There are a lot of pictures on the web and it can be a problem for the blind and visually impaired. They can have the text read out by a digital voice, but information in pictures they often miss. It is possible to enter text that describes the image and which is then read out, but that text must be entered manually and many people forget that.
But now Microsoft may have a solution to the problem. The company has developed an AI solution that is as good as, or even better than, people at describing images . Microsoft already has such a solution, but the new variant should be twice as good.
Vivo, as the solution is called, is already available in Microsoft's Seeing AI, which is an app to help the blind and visually impaired get information from images. But to give the technology more spread, it is also available as part of Azure Cognitive Services. This allows developers who use Microsoft's Azure to integrate the technology into their own solutions.
Simply put, Vivo works so that the AI can see images with keywords. Each keyword is linked to a specific object in the image. It works much like when a small child is learning to read. An image of an apple is displayed above the text "apple" for example.
When Vivo has learned to link the right object to the right text, it's time for the next step, the AI will learn to write complete sentences that contain the keywords.
Here, Vivo differs from other methods that normally use complete captions for training. The disadvantage of this, according to Microsoft researchers, is that it will be difficult for the AI to learn how different objects belong together, which Vivo can do without problems.
Better than people on captions
This method works so well that Vivo's descriptions were better than those written by humans according to a study conducted by the research team.
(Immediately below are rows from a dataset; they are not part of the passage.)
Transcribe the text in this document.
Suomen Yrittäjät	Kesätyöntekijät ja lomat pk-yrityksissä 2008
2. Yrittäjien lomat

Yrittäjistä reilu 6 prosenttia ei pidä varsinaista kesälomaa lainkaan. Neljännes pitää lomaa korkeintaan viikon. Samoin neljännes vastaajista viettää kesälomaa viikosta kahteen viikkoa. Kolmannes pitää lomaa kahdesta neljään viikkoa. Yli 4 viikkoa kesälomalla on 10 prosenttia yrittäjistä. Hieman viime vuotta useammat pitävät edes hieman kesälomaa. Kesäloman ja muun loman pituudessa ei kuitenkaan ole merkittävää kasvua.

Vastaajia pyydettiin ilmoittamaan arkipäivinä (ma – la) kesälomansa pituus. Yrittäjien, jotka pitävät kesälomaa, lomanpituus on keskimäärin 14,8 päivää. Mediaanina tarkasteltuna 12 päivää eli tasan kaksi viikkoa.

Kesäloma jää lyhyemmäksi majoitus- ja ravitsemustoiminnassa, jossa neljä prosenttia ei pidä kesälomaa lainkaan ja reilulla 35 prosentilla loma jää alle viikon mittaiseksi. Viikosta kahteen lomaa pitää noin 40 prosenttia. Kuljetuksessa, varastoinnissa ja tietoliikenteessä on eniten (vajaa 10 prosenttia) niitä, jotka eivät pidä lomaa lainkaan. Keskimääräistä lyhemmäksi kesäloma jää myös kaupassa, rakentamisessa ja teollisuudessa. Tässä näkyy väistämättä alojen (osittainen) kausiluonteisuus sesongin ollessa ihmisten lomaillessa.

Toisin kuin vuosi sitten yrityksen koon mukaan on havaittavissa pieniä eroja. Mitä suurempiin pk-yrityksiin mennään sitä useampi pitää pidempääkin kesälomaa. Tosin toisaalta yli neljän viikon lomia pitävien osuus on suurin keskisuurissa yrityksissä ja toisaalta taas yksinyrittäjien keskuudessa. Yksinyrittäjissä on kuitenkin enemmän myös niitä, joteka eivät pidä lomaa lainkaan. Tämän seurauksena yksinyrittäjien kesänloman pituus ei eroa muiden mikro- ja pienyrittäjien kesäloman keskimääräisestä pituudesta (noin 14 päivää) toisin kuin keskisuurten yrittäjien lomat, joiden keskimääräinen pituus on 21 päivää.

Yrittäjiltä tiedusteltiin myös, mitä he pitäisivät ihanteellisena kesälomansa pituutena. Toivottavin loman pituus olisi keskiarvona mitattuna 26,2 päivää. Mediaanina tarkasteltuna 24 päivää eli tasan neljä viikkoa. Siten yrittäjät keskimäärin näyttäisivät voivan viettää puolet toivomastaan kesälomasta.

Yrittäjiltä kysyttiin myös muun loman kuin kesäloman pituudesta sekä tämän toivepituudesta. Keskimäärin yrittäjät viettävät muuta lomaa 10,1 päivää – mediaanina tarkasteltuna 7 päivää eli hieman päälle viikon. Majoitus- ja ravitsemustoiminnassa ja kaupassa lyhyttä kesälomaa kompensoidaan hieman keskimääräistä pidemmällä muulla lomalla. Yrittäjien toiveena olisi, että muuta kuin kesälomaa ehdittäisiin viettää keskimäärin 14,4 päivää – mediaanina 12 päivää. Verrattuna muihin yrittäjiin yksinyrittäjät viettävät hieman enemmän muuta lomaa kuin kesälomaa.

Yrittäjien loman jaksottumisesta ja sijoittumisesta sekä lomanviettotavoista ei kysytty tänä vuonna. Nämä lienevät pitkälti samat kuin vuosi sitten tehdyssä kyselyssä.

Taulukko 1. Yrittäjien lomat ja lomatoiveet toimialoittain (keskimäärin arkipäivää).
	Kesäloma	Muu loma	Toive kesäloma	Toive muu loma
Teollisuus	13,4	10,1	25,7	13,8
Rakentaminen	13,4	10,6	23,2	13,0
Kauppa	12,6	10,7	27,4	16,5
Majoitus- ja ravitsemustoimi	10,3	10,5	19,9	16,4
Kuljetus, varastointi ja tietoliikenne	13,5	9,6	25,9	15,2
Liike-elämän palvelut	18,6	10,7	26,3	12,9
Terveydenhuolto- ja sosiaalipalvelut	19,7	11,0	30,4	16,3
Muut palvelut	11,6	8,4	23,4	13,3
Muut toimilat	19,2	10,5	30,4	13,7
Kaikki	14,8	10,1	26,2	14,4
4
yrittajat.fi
Microsoft researchers now hope that many other companies will also use Vivo to make it easier for the blind and visually impaired to use computer systems. But the rest of us can also benefit from the solution, the researchers say.
- Refining techniques to describe images can help all users. It makes it easier to find images via search engines and for the visually impaired it will be a dramatic improvement when they have to use the web and computer programs, says Eric Boyd at Azure AI.